While collectively, Pacific fishing nations do not appear to be in a rush to send fisheries observers back to sea unless their environment is safe, some national programs have continued to deploy observers on fishing vessels that confine their operations to domestic waters.

The Forum Fisheries Association, Pacific Community, Parties to the Nauru Agreement and other stakeholders have worked collectively on COVID-19 safety protocols for observers, crew and anyone interacting with fishing vessels.

They’ve also worked with fishing companies and governments to repatriate observers, a process that was complicated due to border closures.

Last year, FFA Director, Dr Manu Tupou-Roosen said the death of Eritara Aati Kaierua “tells us that we’re not doing enough, that there is much more to do,” to ensure the safety of observers.  

Dr Tupou-Roosen said the sector is using the ‘COVID pause’ to “see how we can sustain their [observers] incomes and that they’re not just looking from one vessel trip to another in order to get an income, but we utilise their skills on land as well.”

The region’s fisheries officials are also looking at electronic monitoring for longline fisheries, an area where there have historically been low levels of data, and where confined conditions make it difficult to always have observers onboard.
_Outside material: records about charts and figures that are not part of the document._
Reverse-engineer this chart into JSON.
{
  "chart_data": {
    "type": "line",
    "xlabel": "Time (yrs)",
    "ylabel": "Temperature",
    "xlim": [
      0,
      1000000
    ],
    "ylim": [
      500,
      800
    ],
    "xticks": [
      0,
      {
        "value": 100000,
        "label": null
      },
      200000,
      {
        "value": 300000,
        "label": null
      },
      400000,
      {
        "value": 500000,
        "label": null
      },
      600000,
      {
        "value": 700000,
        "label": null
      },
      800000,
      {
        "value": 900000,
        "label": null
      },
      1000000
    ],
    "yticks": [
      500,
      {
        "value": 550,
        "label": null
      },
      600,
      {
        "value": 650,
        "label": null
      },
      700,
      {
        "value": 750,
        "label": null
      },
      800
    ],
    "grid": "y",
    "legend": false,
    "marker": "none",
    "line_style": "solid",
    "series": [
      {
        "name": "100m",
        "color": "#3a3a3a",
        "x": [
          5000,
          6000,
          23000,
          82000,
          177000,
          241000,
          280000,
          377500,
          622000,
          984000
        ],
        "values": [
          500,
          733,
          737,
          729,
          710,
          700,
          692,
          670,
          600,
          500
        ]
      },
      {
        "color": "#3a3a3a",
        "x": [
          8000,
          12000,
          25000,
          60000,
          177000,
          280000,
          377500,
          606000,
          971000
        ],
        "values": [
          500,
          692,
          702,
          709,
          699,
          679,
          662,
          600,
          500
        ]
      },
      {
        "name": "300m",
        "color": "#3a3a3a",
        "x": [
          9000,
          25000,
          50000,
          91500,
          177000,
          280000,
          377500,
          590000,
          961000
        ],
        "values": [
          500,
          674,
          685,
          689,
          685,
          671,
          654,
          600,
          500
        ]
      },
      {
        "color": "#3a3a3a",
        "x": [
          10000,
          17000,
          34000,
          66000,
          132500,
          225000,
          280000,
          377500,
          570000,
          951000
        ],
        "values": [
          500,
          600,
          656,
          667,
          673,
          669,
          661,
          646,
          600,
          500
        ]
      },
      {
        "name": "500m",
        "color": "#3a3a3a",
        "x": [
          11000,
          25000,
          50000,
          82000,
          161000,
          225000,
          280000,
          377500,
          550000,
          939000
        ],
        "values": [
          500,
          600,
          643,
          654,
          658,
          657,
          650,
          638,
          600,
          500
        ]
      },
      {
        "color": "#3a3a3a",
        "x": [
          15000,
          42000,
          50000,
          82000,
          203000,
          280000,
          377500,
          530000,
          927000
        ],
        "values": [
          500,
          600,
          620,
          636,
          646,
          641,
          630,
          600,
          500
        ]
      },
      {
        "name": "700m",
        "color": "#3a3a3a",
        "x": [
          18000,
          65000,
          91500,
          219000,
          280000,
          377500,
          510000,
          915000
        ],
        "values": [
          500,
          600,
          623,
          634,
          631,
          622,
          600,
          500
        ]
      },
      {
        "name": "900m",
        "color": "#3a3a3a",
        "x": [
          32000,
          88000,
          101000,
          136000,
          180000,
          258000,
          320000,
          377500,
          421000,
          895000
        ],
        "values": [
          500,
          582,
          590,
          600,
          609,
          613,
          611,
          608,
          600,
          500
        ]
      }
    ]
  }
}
Recently the Federated States of Micronesia (FSM) said it was moving towards being the first Pacific Island nation to use onboard electronic monitoring of the activities of all longline vessels fishing in its EEZ.  Fiji, Marshall Islands, Vanuatu and Solomon Islands have also trialled systems that employ cameras and sensors interfacing with GPS for long-line monitoring. In FSM, 15 observers have been trained to analyse videos collected from Japanese longliners.